EDIT: Basically, if I write print(list(net.parameters()))
at the beginning of each epoch, I see that weights does never change, and for this reason loss and accuracy remain constant. Why weights are not changing?
EDIT2: also with another dataset, like digits of sklearn, the problem is exactly the same.
EDIT3: I see online that simple MLP like the one I am using, obtains good results on these datasets. I compared my training function with online notebooks, and the steps are the same.
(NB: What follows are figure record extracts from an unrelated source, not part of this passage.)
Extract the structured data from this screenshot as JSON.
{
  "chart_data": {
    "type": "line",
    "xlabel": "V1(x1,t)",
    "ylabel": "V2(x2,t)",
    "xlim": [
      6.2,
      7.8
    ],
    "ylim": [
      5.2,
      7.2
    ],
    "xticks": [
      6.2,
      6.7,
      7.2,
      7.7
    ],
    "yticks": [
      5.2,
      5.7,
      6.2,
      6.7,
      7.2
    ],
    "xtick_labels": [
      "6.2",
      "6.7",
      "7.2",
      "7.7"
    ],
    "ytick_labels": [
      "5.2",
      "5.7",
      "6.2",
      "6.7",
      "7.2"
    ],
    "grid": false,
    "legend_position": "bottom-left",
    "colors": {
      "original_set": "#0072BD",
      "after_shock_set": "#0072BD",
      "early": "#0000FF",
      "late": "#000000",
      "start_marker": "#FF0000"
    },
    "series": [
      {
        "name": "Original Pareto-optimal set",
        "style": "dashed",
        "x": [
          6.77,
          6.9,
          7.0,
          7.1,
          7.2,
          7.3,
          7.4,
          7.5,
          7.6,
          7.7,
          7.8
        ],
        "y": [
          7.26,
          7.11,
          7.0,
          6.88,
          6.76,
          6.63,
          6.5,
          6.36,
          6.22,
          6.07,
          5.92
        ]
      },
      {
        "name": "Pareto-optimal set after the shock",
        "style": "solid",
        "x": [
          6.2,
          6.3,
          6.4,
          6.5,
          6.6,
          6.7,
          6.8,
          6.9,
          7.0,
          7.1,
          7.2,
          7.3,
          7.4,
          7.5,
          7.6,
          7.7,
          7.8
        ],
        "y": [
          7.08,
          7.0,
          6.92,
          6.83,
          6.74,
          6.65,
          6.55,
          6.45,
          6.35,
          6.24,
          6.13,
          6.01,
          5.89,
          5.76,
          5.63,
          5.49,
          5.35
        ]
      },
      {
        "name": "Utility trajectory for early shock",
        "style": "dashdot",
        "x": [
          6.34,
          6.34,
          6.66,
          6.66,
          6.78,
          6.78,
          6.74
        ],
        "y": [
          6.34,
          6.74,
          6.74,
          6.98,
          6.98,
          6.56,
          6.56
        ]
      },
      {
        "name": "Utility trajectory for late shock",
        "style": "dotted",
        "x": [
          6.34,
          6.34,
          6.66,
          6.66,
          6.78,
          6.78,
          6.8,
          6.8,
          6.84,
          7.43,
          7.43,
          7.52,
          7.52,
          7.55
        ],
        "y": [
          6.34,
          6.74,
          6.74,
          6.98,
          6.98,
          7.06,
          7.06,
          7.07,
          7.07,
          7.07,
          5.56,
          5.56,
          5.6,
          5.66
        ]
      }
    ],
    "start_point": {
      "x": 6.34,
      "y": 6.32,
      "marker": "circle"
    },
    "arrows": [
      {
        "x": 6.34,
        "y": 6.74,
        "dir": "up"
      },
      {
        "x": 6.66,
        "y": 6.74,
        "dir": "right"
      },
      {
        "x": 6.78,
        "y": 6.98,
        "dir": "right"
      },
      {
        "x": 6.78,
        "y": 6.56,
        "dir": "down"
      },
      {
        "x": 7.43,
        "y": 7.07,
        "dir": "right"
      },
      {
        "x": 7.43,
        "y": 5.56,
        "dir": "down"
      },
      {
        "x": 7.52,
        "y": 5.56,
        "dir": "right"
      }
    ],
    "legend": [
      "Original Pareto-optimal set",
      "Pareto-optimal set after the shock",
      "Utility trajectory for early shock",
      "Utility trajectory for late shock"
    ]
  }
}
Moreover, my training function works on other datasets like MNIST. So I do not know where is the problem...
I solved... mistake was that I was calling again model = TextNN()
after instantiating the optimizer, so weights were not changing... So, every part was ok, apart from the optimizer that was working with another (unused) model.